Nora Shelley, it turns out, hasn't been out there long. She's a student at Northwestern, where the journalism school, like those at Columbia, MU and a few others, churns out would-be MSMers aiming for glory.

Our girl is on her way. Dean Baquet, take note.

In the story, Shelley does not name or quote a single person associated with ACT for America. She relies exclusively upon the Southern Poverty Law Center for a quick, one-phrase dismissal of the group.

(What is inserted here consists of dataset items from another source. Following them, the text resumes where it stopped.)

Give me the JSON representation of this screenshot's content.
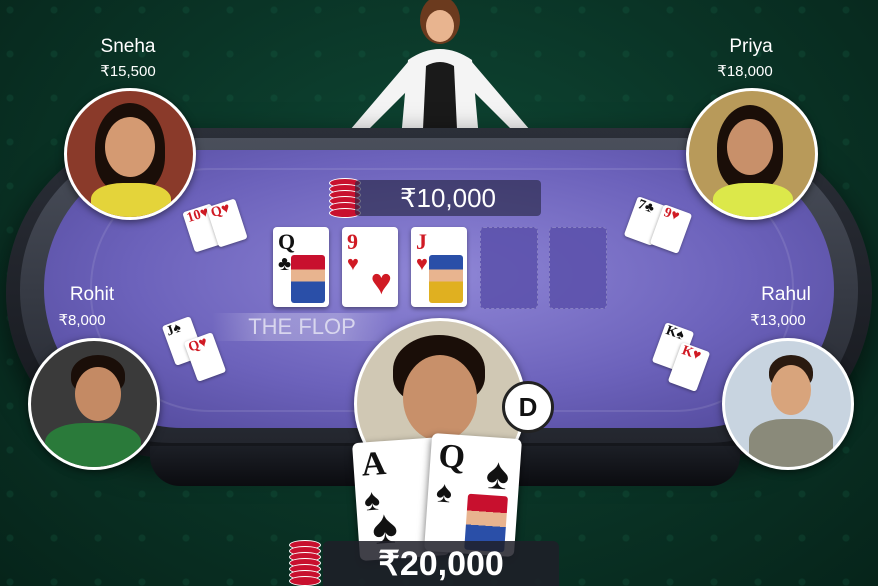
{
  "pot": {
    "amount": "₹10,000"
  },
  "stage": {
    "label": "THE FLOP"
  },
  "dealer_button": {
    "label": "D"
  },
  "players": {
    "sneha": {
      "name": "Sneha",
      "stack": "₹15,500"
    },
    "priya": {
      "name": "Priya",
      "stack": "₹18,000"
    },
    "rohit": {
      "name": "Rohit",
      "stack": "₹8,000"
    },
    "rahul": {
      "name": "Rahul",
      "stack": "₹13,000"
    }
  },
  "community_cards": [
    {
      "rank": "Q",
      "suit": "♣",
      "color": "#111111"
    },
    {
      "rank": "9",
      "suit": "♥",
      "color": "#d01a24"
    },
    {
      "rank": "J",
      "suit": "♥",
      "color": "#d01a24"
    }
  ],
  "player_cards": {
    "sneha": [
      "10♥",
      "Q♥"
    ],
    "priya": [
      "7♣",
      "9♥"
    ],
    "rohit": [
      "J♠",
      "Q♥"
    ],
    "rahul": [
      "K♠",
      "K♥"
    ]
  },
  "hero": {
    "cards": [
      {
        "rank": "A",
        "suit": "♠"
      },
      {
        "rank": "Q",
        "suit": "♠"
      }
    ],
    "stack": "₹20,000"
  },
  "colors": {
    "felt": "#6c62bb",
    "background": "#0a3426",
    "chip": "#c8102e"
  }
}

But there are plenty of quotes from the anti-anti-sharia protesters, loving descriptions, names, settings, etc.

The questions unasked:

  • What were the counter-protesters protesting, exactly? Do the anti-anti-sharia protestors SUPPORT sharia law for America?
  • Was young Shelley unable to speak to a single ACT for America protestor? If she couldn't for whatever reason, wouldn't that be good information for the story? As in, she tried and they wouldn't talk? The police blocked her?
  • They have a website. A woman named Brigitte Gabriel is the chairman — was she unavailable for a quote? A response to the SPLC?
  • The SPLC doesn't even provide a quote. Did young Shelley bother calling them and pressing them on their designation of ACT for America as a "hate group"?
I could go on, but for what? Modern journalism isn't just a joke, it's a dangerous fifth column. Trump was exactly right to call the media the enemy of America.

I want to know so much more. Not just about the "hate march", but about Nora Shelley.

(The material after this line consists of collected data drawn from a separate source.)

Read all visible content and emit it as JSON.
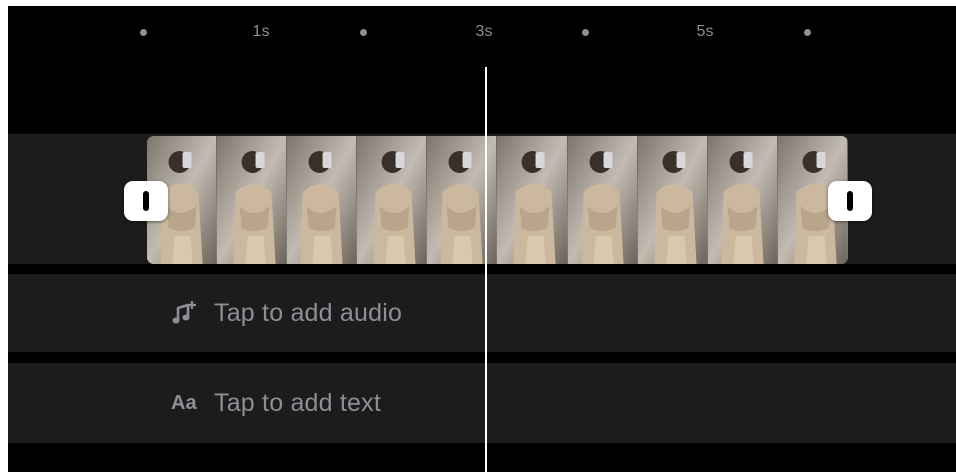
{
  "ruler": {
    "ticks": [
      "",
      "1s",
      "",
      "3s",
      "",
      "5s",
      ""
    ]
  },
  "video_track": {
    "frame_count": 10,
    "trim_handles": [
      "left",
      "right"
    ]
  },
  "audio_track": {
    "icon": "music-note-plus-icon",
    "label": "Tap to add audio"
  },
  "text_track": {
    "icon": "text-aa-icon",
    "icon_text": "Aa",
    "label": "Tap to add text"
  },
  "colors": {
    "background": "#000000",
    "track": "#1c1c1e",
    "hint_text": "#8e8e93",
    "playhead": "#ffffff"
  }
}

  • Who are her editors at the Patriot-News? Did they approve her story? Ask questions of their own? Challenge her at all?
  • Who are her professors at Northwestern? Did they train her to churn out stories like this?
  • What interested her in journalism? Did she see it as a way to promote her anti-white worldview while getting paid?
My own left-wing journalism professors would have kicked my ass if I'd showed up to a "hate march" and hadn't bothered talking to any of the "haters." I guess things are different these days.